Among the most frequent complaints voiced by MEP companies is that, typically, they’re brought on-board projects far too late.
As well as addressing multiple maintenance implications and cutting costs for all involved in a project, involving MEP contractors sooner could also significantly downsize a building’s environmental footprint both in the immediate and long term.
"By 2050 it’s estimated nearly 70% of the world’s population will live in cities. It is anticipated that this incline in urbanisation will give rise to so-called ‘megacities’, each boasting a population in excess of 10 million."
For those working in the Middle East, the frustrations associated with involvement relatively late in the day are often aggravated further by the perception of a negative bias in the supply chain. Despite an open acknowledgement in the region that MEP work constitutes approximately one-third of the total value of every project, a lack of proper contracts often leaves firms feeling vulnerable and disadvantaged.
Ironically, a forecast surge in the global demand for smart buildings (and smart cities within which to house them) also predicts a sharp increase in the need for skilled MEP designers, engineers, subcontractors and other contractors.
By 2050 it’s estimated nearly 70% of the world’s population will live in cities. It is anticipated that this incline in urbanisation will give rise to so-called ‘megacities’, each boasting a population in excess of 10 million. In turn, such growth is anticipated to drive an exponential demand for smart buildings. Designed to utilise a broad range of systems installed to improve the lives of occupants and users, these structures focus particularly on reducing the consumption of energy and other utilities. In essence, sustainability throughout the whole lifespan of a smart building is key.
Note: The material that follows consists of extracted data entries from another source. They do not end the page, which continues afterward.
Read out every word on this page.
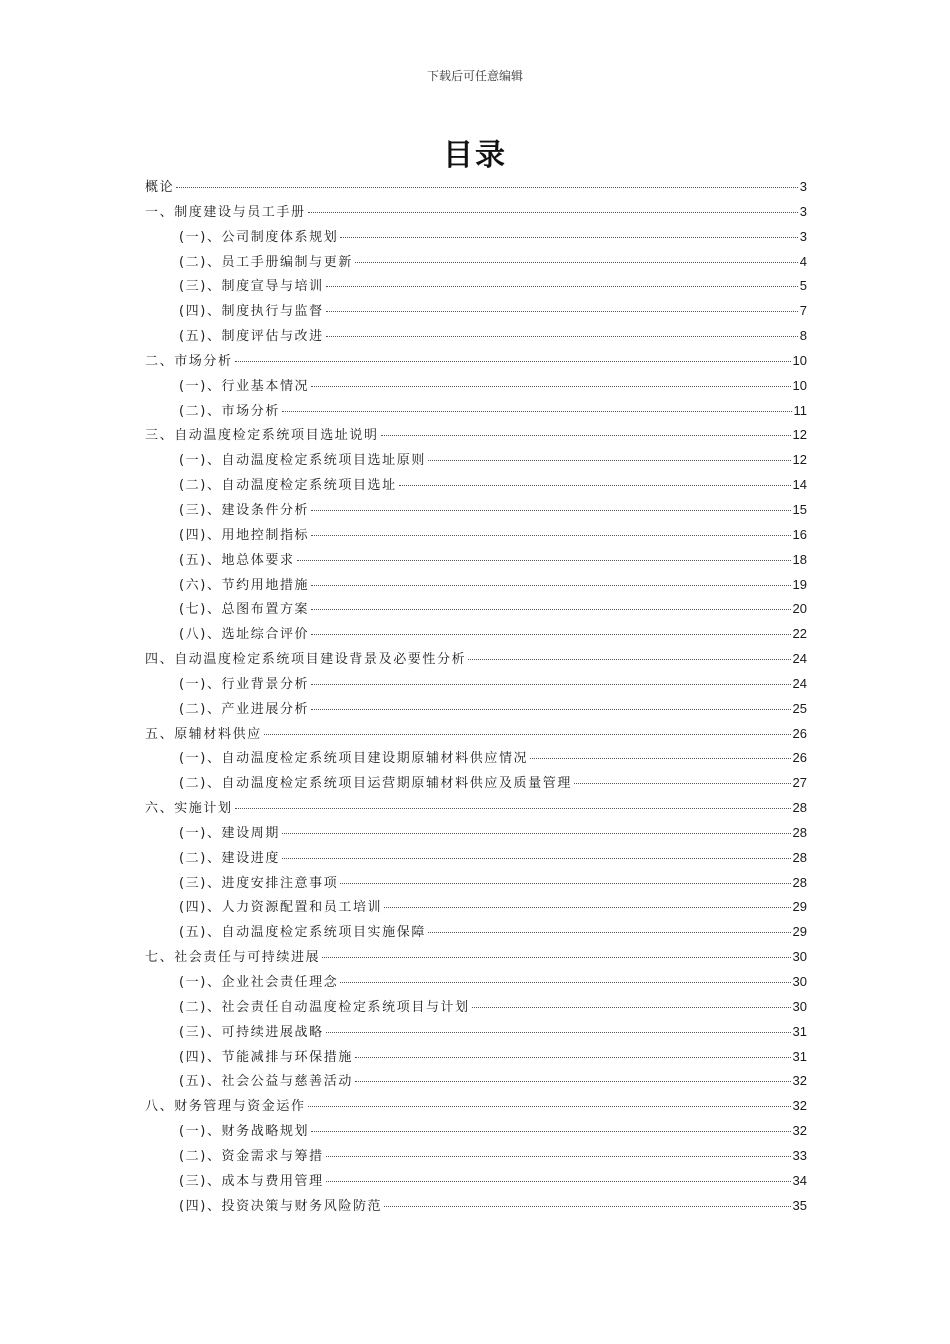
下载后可任意编辑
目录
概论	3
一、制度建设与员工手册	3
(一)、公司制度体系规划	3
(二)、员工手册编制与更新	4
(三)、制度宣导与培训	5
(四)、制度执行与监督	7
(五)、制度评估与改进	8
二、市场分析	10
(一)、行业基本情况	10
(二)、市场分析	11
三、自动温度检定系统项目选址说明	12
(一)、自动温度检定系统项目选址原则	12
(二)、自动温度检定系统项目选址	14
(三)、建设条件分析	15
(四)、用地控制指标	16
(五)、地总体要求	18
(六)、节约用地措施	19
(七)、总图布置方案	20
(八)、选址综合评价	22
四、自动温度检定系统项目建设背景及必要性分析	24
(一)、行业背景分析	24
(二)、产业进展分析	25
五、原辅材料供应	26
(一)、自动温度检定系统项目建设期原辅材料供应情况	26
(二)、自动温度检定系统项目运营期原辅材料供应及质量管理	27
六、实施计划	28
(一)、建设周期	28
(二)、建设进度	28
(三)、进度安排注意事项	28
(四)、人力资源配置和员工培训	29
(五)、自动温度检定系统项目实施保障	29
七、社会责任与可持续进展	30
(一)、企业社会责任理念	30
(二)、社会责任自动温度检定系统项目与计划	30
(三)、可持续进展战略	31
(四)、节能减排与环保措施	31
(五)、社会公益与慈善活动	32
八、财务管理与资金运作	32
(一)、财务战略规划	32
(二)、资金需求与筹措	33
(三)、成本与费用管理	34
(四)、投资决策与财务风险防范	35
For example, in a hospital or health centre, factors such as temperature, lighting and other MEP driven systems are not merely essential to making the building work. They also play a significant role in promoting better health in those that use them. Similarly, the integration of designed and engineered systems, equipment and installations can result in staggering reductions of emissions from the project’s inception to the building’s eventual redevelopment or demolition.
Despite being pioneered by Europe and America in the 1980s and 1990s, the Middle East (along with Asia) is now building more new-build smart structures than ever. Qatar, Saudi Arabia, and the UAE have allocated more than 63 billion US dollars to develop smart city projects between 2012 and 2017. This investment includes a US $22 billion project in Masdar City, 17 km from Abu Dhabi, is to create the world’s first zero-carbon, zero-waste city.
Although Western Europe is now less involved in the new build of smart structures and cities, it does lead the world in the refit and refurb of existing infrastructure. As demonstrated by this year’s ‘European Innovation Partnership (EIP) on Smart Cities and Communities’, the European Commission remains dedicated to funding and developing more environmentally intelligent urban communities across the continent.
Wherever in the world geographically and whether involved in new-builds or refit and refurb, what is clear is that MEP companies increasingly need to understand and adapt to new technology if they are to win smart build contracts.
"With the UK’s largest ever BIM survey, conducted by the NBS, revealing that 73% of respondents agreed that statutory compliance would inevitably see non-adopters struggle to win contracts, the need to be BIM compatible is clear."
Although most people now grasp that embracing and adopting Building Information Modelling (BIM) plays a fundamental role in the future of the industry, what possibly isn’t immediately obvious is how it directly knocks on to sustainability. In order to elaborate, it is perhaps necessary to view BIM as much more than a 3D model created using shared and accessible data. Instead, BIM is a wider concept encompassing the use of a broad range of technology including both software and hardware in order to manage a building’s life-cycle and not just its construction.
With the UK’s largest ever BIM survey, conducted by the NBS, revealing that 73% of respondents agreed that statutory compliance would inevitably see non-adopters struggle to win contracts, the need to be BIM compatible is clear.
However, 74% also felt that 'the industry is 'not clear enough on what BIM is yet' and only around one-third of those questioned claim to be 'very' or 'quite' confident in their BIM knowledge and skills.
Of those who have adopted BIM, more than half believe its introduction has resulted in greater cost efficiencies while three-quarters report increased coordination of construction documents. Improved productivity due to easy retrieval of information and better quality visualisations were other gains. A mere 6% would turn back the clock and regret the introduction of BIM to their organisations.
As winning contracts becomes increasingly dependent on the smart city philosophy, what’s for sure is that BIM adoption is vital to the ongoing success of MEP businesses the world over.
As well as winning MEP companies more lucrative and bountiful contracts, there is also hope that the technology and collaborative reasoning behind BIM might even lead to earlier inclusion in the construction process.
Furthermore, for companies in the Middle East, there is the hope that BIM adoption will usher in a proper contracting structure for MEP businesses.
Optimistic speculation aside, it is now clear that the BIM juggernaut is inevitable.